Science paywalls as tragedy

May 13, 2014

“In the public interest” is an article that was published in C&RL News back in July/August 2005. It’s Sharon Terry’s first-person account of being the parent of children with a pseudoxanthoma elasticum (PXE), a genetic disease. It recounts her and her husband’s attempts to find out about PXE, and eventually to contribute to the research on it.

Here are the lengths they were driven to early in the process:

We spent hours copying articles from bound journals. But fees gate the research libraries of private medical schools. These fees became too costly for us to manage, and we needed to gain access to the material without paying for entry into the library each time.

We learned that by volunteering at a hospital associated with a research library, we could enter the library for free.
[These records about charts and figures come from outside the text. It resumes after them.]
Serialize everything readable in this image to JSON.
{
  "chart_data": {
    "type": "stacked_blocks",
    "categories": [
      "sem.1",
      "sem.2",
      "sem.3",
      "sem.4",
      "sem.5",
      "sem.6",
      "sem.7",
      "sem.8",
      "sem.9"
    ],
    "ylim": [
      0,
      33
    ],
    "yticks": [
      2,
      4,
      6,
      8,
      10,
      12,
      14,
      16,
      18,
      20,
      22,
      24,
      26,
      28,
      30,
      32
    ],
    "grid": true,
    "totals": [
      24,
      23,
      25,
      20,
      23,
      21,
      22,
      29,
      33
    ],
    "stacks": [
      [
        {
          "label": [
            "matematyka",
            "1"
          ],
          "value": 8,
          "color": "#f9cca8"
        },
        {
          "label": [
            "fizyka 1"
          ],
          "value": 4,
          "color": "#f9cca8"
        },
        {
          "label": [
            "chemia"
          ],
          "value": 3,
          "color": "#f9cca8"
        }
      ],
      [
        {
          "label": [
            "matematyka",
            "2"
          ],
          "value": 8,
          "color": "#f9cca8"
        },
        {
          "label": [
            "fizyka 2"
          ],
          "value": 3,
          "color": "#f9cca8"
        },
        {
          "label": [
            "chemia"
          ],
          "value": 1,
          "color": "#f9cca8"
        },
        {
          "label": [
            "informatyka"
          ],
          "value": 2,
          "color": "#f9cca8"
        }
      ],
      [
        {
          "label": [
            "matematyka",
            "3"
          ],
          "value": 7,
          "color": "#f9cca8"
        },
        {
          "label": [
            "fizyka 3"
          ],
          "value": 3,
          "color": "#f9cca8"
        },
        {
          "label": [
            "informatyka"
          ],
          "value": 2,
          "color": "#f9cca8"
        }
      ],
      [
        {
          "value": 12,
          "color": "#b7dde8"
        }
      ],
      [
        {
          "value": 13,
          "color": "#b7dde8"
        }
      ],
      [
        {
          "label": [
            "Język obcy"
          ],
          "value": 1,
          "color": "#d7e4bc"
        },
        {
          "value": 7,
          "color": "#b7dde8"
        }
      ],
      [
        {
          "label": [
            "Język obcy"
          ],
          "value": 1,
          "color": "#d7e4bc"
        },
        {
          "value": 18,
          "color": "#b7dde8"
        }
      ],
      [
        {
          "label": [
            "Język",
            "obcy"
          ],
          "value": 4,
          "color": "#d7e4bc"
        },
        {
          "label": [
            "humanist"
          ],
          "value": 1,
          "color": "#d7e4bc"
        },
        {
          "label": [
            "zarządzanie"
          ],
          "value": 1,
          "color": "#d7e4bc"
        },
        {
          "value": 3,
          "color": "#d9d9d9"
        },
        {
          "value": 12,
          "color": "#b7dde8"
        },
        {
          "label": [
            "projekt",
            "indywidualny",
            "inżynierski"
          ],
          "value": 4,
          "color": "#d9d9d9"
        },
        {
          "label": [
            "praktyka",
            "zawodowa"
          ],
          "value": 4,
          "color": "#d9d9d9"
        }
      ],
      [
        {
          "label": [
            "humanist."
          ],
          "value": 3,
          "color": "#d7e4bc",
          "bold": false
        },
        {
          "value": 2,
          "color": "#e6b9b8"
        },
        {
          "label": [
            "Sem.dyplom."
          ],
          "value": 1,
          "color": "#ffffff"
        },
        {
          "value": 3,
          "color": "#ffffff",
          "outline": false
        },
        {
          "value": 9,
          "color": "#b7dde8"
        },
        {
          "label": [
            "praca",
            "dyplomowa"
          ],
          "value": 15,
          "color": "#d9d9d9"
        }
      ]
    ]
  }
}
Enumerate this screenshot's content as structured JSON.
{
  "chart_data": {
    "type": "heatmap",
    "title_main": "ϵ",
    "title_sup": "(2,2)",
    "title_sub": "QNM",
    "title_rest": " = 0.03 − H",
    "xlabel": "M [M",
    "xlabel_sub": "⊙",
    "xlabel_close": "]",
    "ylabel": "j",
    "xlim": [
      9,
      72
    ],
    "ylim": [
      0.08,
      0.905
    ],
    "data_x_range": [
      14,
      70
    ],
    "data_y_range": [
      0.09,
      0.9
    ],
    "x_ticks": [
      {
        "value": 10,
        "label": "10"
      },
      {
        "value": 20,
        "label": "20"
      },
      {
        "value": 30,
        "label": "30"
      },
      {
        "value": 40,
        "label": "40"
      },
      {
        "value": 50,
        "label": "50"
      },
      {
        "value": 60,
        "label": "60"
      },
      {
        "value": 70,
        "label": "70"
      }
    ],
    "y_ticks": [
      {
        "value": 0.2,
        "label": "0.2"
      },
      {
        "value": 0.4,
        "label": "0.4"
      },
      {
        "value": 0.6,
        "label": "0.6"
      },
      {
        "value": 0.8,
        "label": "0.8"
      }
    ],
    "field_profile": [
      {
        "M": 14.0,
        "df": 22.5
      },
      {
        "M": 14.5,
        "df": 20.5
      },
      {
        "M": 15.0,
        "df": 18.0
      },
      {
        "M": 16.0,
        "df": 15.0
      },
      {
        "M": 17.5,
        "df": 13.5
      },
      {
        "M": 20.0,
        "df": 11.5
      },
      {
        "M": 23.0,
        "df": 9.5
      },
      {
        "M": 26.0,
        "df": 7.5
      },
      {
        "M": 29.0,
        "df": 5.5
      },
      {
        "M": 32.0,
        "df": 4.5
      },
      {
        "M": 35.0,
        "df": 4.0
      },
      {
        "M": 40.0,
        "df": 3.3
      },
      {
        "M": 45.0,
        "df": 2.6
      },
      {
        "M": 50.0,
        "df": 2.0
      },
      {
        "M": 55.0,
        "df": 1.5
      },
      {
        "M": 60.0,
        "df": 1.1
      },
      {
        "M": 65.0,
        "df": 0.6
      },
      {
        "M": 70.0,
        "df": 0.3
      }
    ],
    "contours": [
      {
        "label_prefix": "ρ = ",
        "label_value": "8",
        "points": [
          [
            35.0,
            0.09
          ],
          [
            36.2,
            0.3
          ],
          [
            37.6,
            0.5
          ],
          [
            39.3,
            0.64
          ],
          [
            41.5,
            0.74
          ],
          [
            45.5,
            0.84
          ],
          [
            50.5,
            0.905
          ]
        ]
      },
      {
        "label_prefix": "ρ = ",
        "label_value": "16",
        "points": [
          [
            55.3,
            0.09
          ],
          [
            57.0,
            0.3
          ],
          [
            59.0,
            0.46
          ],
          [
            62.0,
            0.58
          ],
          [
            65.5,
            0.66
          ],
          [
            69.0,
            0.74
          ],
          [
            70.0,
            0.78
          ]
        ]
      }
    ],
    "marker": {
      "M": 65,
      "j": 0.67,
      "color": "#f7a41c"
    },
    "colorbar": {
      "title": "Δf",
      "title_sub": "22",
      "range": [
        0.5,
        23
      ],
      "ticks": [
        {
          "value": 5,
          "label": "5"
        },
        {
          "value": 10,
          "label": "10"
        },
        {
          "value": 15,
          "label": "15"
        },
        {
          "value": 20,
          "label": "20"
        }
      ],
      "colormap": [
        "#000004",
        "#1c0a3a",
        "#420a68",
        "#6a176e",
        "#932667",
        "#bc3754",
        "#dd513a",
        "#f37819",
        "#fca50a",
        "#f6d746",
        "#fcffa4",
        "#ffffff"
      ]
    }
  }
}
After several months of this, policies changed and we resorted to masking our outdated volunteer badge and following a legitimate student (who would distract the guard) into the library. When that became too risky we knew we would have to find a way to ac­cess information in a more cost ­effective and reasonable manner.

Did the arrival of PubMed change everything?

Today, ten years after our children’s diagnosis, I can use a wonderful, freely ac­cessible tool created by the National Library of Medicine (NLM), called PubMed. I can call up bibliographic information on the hundreds of papers relative to PXE in a few seconds. Further, I can narrow the field to just a dozen papers on which I have been an author. Then, as I click on each article, I am not able to access any of them.

And so things continue much as before:

I am still forced to do end­-runs around the system. I travel to libraries and photocopy. I hire students in large medical schools to go to the stacks and copy articles for me, I “borrow” the journal login information from colleagues.

Terry provides a prescient diagnosis of what enables this dysfunctional and exploitative system to continue — the acquiescence of researchers working under perverse incentives:

We see how the barriers to access to publicly funded science are part of a larger system that seems to place a higher value on prestigious publications, tenure, and continued public support than on ensuring the most rapid exchange of knowledge to ease human suffering

Towards the end comes this optimistic projection:

Fortunately, change is in the works. NIH Director Elias Zerhouni confirmed some months ago that the “status quo is unac­ceptable.” In fact, under his direction and endorsed by the U.S. House of Representa­tives, NIH has implemented a cost­-effective and balanced policy that, for the first time, will make virtually all NIH­-funded research free and accessible online to all Americans through the NLM.

Here we are, nine years later. PubMed Central proudly proclaims “3 MILLION Articles are archived in PMC” on its front page, which is great. Yet only in 2012 did its compliance rate reach 75% (having been at only 49% as recently as 2008). Which means that a quarter of NIH-funded research is still not available to the world.

There’s no need for me to add much commentary to this. Please go and read the original article to get the full sense of what its like for such parents. And check out the Who Needs Access? site for other (shorter) stories of non-academics who desperately need access to research.



One Response to “Science paywalls as tragedy”

  1. Anonymous Says:

    Huh, I hadn’t though about how access to journal articles could have such an effect on people trying to learn more about medical studies for certain conditions, as well as the general “hokum industry”, though in hindsight its rather obvious. Its surprising and a little scary to think that this generation will simultaneously be the most informed and the most ignorant at the same time.